Every time I test and review an Android phone like the new Galaxy S10, I get frustrated with my iPhone X. "Why can't the iPhone do this?" I say to myself.
The even more frustrating part is that the features I'm talking about this time around aren't new to the Galaxy S10. They've been around for years.
First, I wish the iPhone had a better shortcut for opening the camera. The Galaxy S10, Pixel 3 and other Android phones let you double-press the power button — whether the screen is on or off — to launch into shooting.
Sure, my iPhone X has a camera shortcut on the lock screen, but you first have to turn on the display (though you can use "raise to wake" for the display to turn on), then long-press the camera icon to launch the camera. Why require an extra step?
Another great Galaxy S10 feature: No matter where you are on the phone you can quickly get to the camera by double-pressing the power button. Quick and easy. With the iPhone, you have to slide down from the top of the screen to launch Control Center and then press the camera button.
MORE: Samsung Galaxy S10 Plus Review: The Ultimate Android Phone is Here
The second thing that annoys me about the iPhone compared with the Galaxy S10 is the settings shortcut menu on Samsung's phone. iOS 12's Control Center gives me almost everything I need, but why force me to back out to the home screen and then find the Settings app if I want to do anything else?

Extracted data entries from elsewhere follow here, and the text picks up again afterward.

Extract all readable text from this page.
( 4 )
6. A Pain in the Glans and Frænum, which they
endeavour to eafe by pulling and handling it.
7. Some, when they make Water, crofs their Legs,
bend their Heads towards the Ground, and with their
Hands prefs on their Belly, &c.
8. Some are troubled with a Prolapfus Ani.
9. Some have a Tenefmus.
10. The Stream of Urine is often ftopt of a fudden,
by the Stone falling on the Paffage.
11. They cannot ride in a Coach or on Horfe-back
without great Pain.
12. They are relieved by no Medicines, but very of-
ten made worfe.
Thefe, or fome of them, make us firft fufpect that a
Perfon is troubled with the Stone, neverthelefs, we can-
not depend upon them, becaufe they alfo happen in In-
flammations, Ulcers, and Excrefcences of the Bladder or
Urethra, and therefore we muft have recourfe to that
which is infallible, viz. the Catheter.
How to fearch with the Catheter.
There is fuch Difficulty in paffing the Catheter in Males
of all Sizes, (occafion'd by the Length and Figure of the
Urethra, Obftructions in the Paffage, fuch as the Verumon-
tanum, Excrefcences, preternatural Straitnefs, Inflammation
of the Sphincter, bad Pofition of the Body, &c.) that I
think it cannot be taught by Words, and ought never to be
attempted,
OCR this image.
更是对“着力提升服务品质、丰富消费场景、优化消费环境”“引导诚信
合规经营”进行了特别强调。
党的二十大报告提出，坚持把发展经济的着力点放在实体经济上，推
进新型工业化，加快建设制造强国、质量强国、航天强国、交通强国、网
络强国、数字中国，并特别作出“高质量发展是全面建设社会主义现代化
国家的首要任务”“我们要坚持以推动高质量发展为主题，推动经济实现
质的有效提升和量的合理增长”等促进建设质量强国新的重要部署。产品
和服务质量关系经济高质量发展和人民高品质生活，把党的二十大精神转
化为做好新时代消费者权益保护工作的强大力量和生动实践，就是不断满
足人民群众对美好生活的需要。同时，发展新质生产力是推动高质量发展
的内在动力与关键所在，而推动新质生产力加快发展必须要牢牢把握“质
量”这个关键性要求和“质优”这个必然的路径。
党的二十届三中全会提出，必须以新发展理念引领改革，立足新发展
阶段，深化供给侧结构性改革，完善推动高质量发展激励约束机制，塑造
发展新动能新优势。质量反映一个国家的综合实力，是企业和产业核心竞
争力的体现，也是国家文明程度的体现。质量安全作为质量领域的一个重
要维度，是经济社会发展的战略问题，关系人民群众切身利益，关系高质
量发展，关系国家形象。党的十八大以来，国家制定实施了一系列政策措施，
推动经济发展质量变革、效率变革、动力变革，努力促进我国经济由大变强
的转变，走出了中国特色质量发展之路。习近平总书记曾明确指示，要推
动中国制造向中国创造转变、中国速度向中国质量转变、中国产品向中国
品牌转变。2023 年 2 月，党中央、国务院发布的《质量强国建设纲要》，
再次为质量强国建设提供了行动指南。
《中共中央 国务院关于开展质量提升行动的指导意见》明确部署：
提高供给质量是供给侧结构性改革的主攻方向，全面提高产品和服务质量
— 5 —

With the Galaxy S10 (and previous Galaxy phones), you just swipe down from the top of the screen and hit the little Settings icon to dive right into the Settings app. Another plus: If you want to change the Wi-Fi network, you simply long-press on the Wi-Fi icon on the Galaxy S10. With iPhones, nothing happens when you long-press on the Wi-Fi icon. Boo.
Of course, the Galaxy S10 Plus has a lot of other newer and cooler features, including Wireless PowerShare for charging other phones or gadgets using the back of the phone. And I also really like the ultrawide-angle lens for getting more dramatic photos.
But these aren't the things that I miss when I go back to my iPhone. It's the little things that Samsung (and other Android phone makers) have been getting right for years.